В нашем классе был еще один белокурый мальчик, шалун, мастер на все руки, музыкант и фокусник. Я снискал себе его дружбу не без труда, и бойкий товарищ мой смотрел на меня всегда несколько свысока. Но как бы то ни было, а у меня был теперь друг. Я заходил к нему в комнату, прочел вместе с ним несколько книг, делал ему уроки по греческому, а он помогал мне по арифметике. Иногда мы вместе отправлялись гулять и были похожи вероятно тогда на медведя и зайца. Он был постоянно весел, острил, смеялся, никогда не смущался, а я слушал, улыбался и испытывал приятное чувство, что у меня такой развязный приятель. Но однажды после обеда я увидел вдруг, как маленький шарлатан показывал собравшейся вокруг него кучке товарищей свои артистические способности. Передразнив очень удачно одного из учителей, он закричал:
«Угадайте-ка, кто это!» – и начал читать вслух стихи из Гомера. При этом он изумительно метко подражал мне, моему смущенному виду, робкому чтению, произношению и особенно частому морганию, и прищуриванию левого глаза. Это было очень смешно, остроумно и зло. Когда он закрыл книгу и снискал вполне заслуженное одобрение, я тихо подошел сзади и совершил акт отмщения. Слов я не мог подыскать, но все свое возмущение, стыд и злобу выразил в одной звонкой пощечине. В эту минуту в класс вошел учитель и тотчас же заметил заплаканные глаза и багровую щеку моего прежнего приятеля, который был к тому же его любимцем.

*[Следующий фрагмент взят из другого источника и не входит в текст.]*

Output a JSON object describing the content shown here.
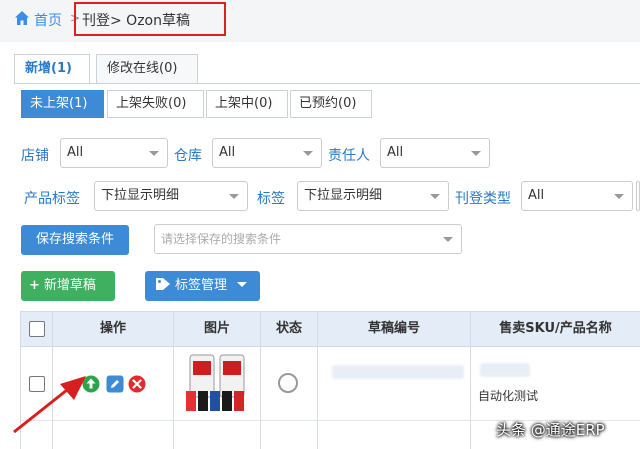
{
  "breadcrumb": {
    "home": "首页",
    "separator": ">",
    "current": "刊登> Ozon草稿"
  },
  "tabs": [
    {
      "label": "新增(1)",
      "active": true
    },
    {
      "label": "修改在线(0)",
      "active": false
    }
  ],
  "subtabs": [
    {
      "label": "未上架(1)",
      "active": true
    },
    {
      "label": "上架失败(0)",
      "active": false
    },
    {
      "label": "上架中(0)",
      "active": false
    },
    {
      "label": "已预约(0)",
      "active": false
    }
  ],
  "filters": {
    "shop": {
      "label": "店铺",
      "value": "All"
    },
    "warehouse": {
      "label": "仓库",
      "value": "All"
    },
    "owner": {
      "label": "责任人",
      "value": "All"
    },
    "product_tag": {
      "label": "产品标签",
      "value": "下拉显示明细"
    },
    "tag": {
      "label": "标签",
      "value": "下拉显示明细"
    },
    "listing_type": {
      "label": "刊登类型",
      "value": "All"
    }
  },
  "saved_search": {
    "button_label": "保存搜索条件",
    "placeholder": "请选择保存的搜索条件"
  },
  "actions": {
    "add_draft": "新增草稿",
    "tag_manage": "标签管理"
  },
  "table": {
    "headers": {
      "operation": "操作",
      "image": "图片",
      "status": "状态",
      "draft_no": "草稿编号",
      "sku_name": "售卖SKU/产品名称"
    },
    "rows": [
      {
        "product_name": "自动化测试"
      }
    ]
  },
  "watermark": "头条 @通途ERP",
  "colors": {
    "accent_blue": "#3d8ad6",
    "link_blue": "#2b78c5",
    "green": "#3eb060",
    "red_highlight": "#d7221f"
  }
}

– Кто это тебя так отделал?
– Каменцинд.
– Каменцинд! Это правда?»
– Да.
– За что ты его ударил?
Ответа нет.
– У тебя были причины?
– Нет.
Меня как следует наказали, и я стоически наслаждался муками невинно пострадавшего. Не будучи, однако, ни стоиком, ни святым, а простым школьником, я после наказания показал своему врагу язык. Учитель возмущенно вскочил с места.
– Как тебе не стыдно? Что это значит?
– Это значит, что он подлец и что я его презираю. И трус еще вдобавок.

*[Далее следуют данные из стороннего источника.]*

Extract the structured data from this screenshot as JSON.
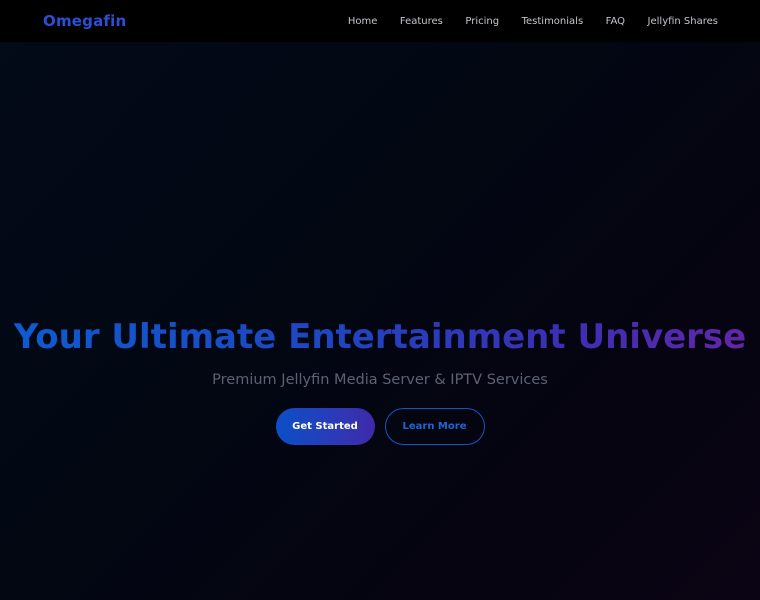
{
  "navbar": {
    "brand": "Omegafin",
    "links": [
      "Home",
      "Features",
      "Pricing",
      "Testimonials",
      "FAQ",
      "Jellyfin Shares"
    ]
  },
  "hero": {
    "title": "Your Ultimate Entertainment Universe",
    "subtitle": "Premium Jellyfin Media Server & IPTV Services",
    "primary_button": "Get Started",
    "secondary_button": "Learn More"
  },
  "colors": {
    "brand": "#2b4fd6",
    "accent_blue": "#0e5bd0",
    "accent_purple": "#6226a8",
    "background": "#020712"
  }
}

Так закончилась моя дружба с мимическим артистом. Преемников у него не оказалось, и я вынужден был провести всю пору ранней юности без друга. Но как ни изменились с тех пор мои взгляды на жизнь и на людей, эту пощечину я вспоминаю всегда с чувством глубочайшего удовлетворение. Надо надеяться, что и мой бывший приятель про нее не забыл.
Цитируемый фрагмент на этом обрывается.